Un enorme sbadiglio. Dopo essersi trattenuto per la prima parte del discorso del padre, il mini-Trump (come lo chiama la First Lady) si è lasciato andare ad uno sbadiglio sconfinato e contagioso. Senza nemmeno mettere la mano davanti alla bocca, alla faccia di tutti.
Tutta la prima fila ha sbadigliato di riflesso nel bel mezzo del discorso d’insediamento del nuovo Presidente. E tutti, da casa, mentre imprecavano o esultavano, sono entrati nell’enorme sbadiglio collettivo del golfista più giovane della storia. Barron William Trump che “non è un tipo da tuta”, sempre gellato, incravattato e controllato, si è ribellato alla solita pappa. E la mamma, da brava belva, lo ha seguito con uno strattone al braccio e un rimprovero sussurrato davanti ai riflettori di mezzo mondo.
Mentre il marito ringraziava la Clinton e diceva le cose giuste cercando, con voce bassa e suadente, di entrare nelle case degli americani, mamma e figlio ci sono entrati per davvero. Occhi scocciati, colpi di sonno improvvisi (Barron chiude e riapre gli occhi in continuazione), sospiri, strattoni: una catena di gesti involontari, quotidiani, condivisibili. Per un istante si apre il mondo nascosto di questo principino assonnato che ruba lo schermo e lo buca: mentre Trump senior discute dell’unificazione dell’America, siamo rapiti dall’oscillante Trump junior.
E possiamo pensare al piano tutto suo della Trump Tower, ai cavalli a dondolo, alle massaggiatrici tailandesi, all’uva e alle piume di struzzo. Grazie all’inquadratura geniale dei tecnici (con una piccola zoommata in più si sarebbe persa questa meraviglia, saremmo rimasti schiavi di un noiosissimo close-up), Trump e la sua “family” ce la fanno. La realtà di questa immagine domestica diventa una nuova messa in scena, che smitizza la retorica elettorale e tira più di qualsiasi programma o discorso politico. Perché, in fondo, cosa c’è di più politico della casa?
Margherita, cinque anni, figlia dei regnanti spagnoli ritratta da Velazquez in Las meninas. È la più piccola della stanza ma è l’unica a guardare dritto verso lo spettatore, fuori scena. Con il suo sguardo crea il tramite, l’unione: fa entrare il pubblico in casa, dentro la scena, e lo rende sovrano
Il fenomeno Baby George, tre anni, con tutti i meme, le gif, le pagine Facebook (una su tutte Baby George ti disprezza), lo spiega bene. Il bambino, figura dell’innocenza (e della crudeltà) originaria, nonostante i vestiti e le pettinature posticce, mostra tutto immediatamente: facce schifate, divertite, da bimbo viziato che vuole quello e solo quello, e lo vuole subito.
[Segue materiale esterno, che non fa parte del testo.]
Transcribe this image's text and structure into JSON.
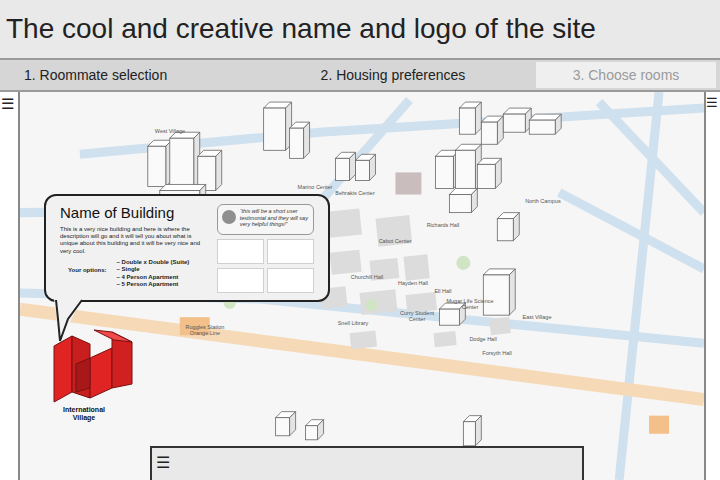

O, raccontiamola con i classici della pittura, come Margherita, cinque anni, figlia dei regnanti spagnoli ritratta da Velazquez in Las meninas. È in camera, sta per bere un bicchier d’acqua circondata dalle sue damine di corte e dal suo mastino, mentre guarda lo spettatore con fierezza mista a noncuranza (naso arricciato e occhi altezzosi). È la più piccola della stanza ma è l’unica a guardare dritto verso lo spettatore, fuori scena. Con il suo sguardo crea il tramite, l’unione: fa entrare il pubblico in casa, dentro la scena, e lo rende sovrano.
Mentre i suoi genitori, Filippo IV e Marianna d’Austria, lontani sullo sfondo, si riflettono nella mediazione di uno specchio d’argento, non più trasparente.
Lo sguardo di Margherita, come lo sbadiglio di Barron William, sono residui preistorici. Svelano la vittoria della specie nonostante tutto, e ci salvano dal momento.
Lì, allora, olio, tela, specchio e sguardo. Qui, ora, microfoni, telecamere, sonno e sorpresa: cari terrorizzati da The Donald, la ribellione al potere è tutta in uno “yawn”.